Establishing the right mindset towards money will eventually show up in your investment portfolio as wealth that can provide a lifetime of income and the eventual achieving of financial independence. This may be impossible, without understanding how attitude affects one’s financial destiny. First, let’s examine a few of the correct attitudes versus erroneous thinking that could block our way.
Agree about money Most people need to consider the input of another person regarding how money is spent, invested, and managed. The problem is, many people never agree to a strategy of investing and stick with it – they’re still broke while arguing or doubting how to invest at age 55. Find a compromise, and stick to an agreed-on plan to invest.
Know the state of your finances Many never reconcile their bank account or organize their financial receipts or statements. They continue to make purchases, but never really know if they can afford them. Financial independence depends on financial management – you will need to establish orderly control. Purchase a filing cabinet, trays for receipts, files for all categories of purchases – a place for everything. Consider using computer software such as Quicken, posting your income and expenses weekly. Reconcile bank accounts and know your balances on a weekly basis, and your financial position, on a quarterly basis.

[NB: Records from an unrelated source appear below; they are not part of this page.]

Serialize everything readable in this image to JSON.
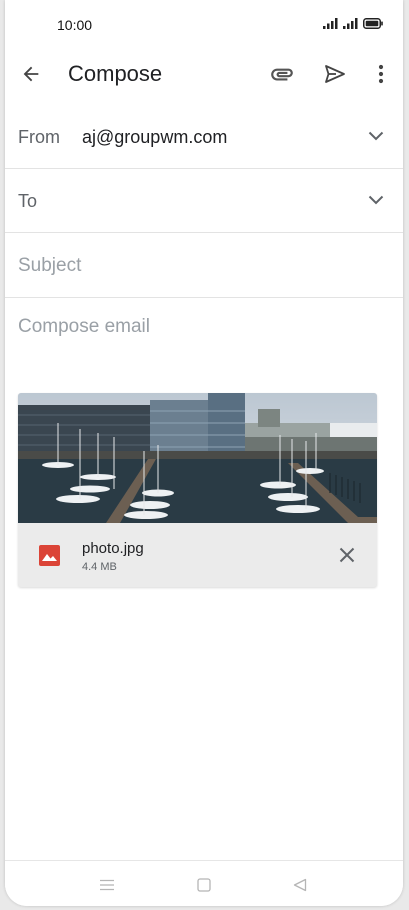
{
  "status_bar": {
    "time": "10:00"
  },
  "app_bar": {
    "title": "Compose",
    "back_icon": "arrow-back-icon",
    "attach_icon": "paperclip-icon",
    "send_icon": "send-icon",
    "more_icon": "more-vert-icon"
  },
  "compose": {
    "from_label": "From",
    "from_value": "aj@groupwm.com",
    "to_label": "To",
    "subject_placeholder": "Subject",
    "body_placeholder": "Compose email"
  },
  "attachment": {
    "filename": "photo.jpg",
    "size": "4.4 MB",
    "type_icon": "image-icon",
    "icon_color": "#db4437",
    "remove_icon": "close-icon"
  },
  "nav_bar": {
    "menu_icon": "menu-icon",
    "home_icon": "square-home-icon",
    "back_icon": "triangle-back-icon"
  }
}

Buy only essentials on sale Sale signs are everywhere – the consumer can get up to 70% off in some cases. Those who sell goods know that sale signs encourage people to buy. Consumers legitimize the purchase in their minds, on the basis of saving a few dollars on an item. The problem is that over time one may buy many items on sale, despite the fact that he or she is spending above the household’s discretionary income, and may max the credit cards. While overspending this way, unmanageable debt is created. Instead of using discretionary income to invest; it all goes to paying down escalating credit card bills and high interest. In order to break free of this habit, save money first, and buy based on true needs. Stay clear of malls until the habit is broken. Be careful not to go to the other extreme and become a scrooge, ruining life’s enjoyment for others. Save money first, and buy based on true needs.
Limit need-for-prestige spending Many people buy more expensive computers, stereos, cars and gadgetry in order to impress the neighbours – yet these items depreciate in value over time. Add to that, countless upgrades when we become discontented, comparing new arrivals on the market. Such buying behaviour may create a false sense of prestige, negating one’s future retirement security. Income may drop or disappear all too soon, leaving many unpaid liabilities. Invest in assets that appreciate in value, such as a home, equity investment funds, or segregated funds, while not spending more in relation to increased income.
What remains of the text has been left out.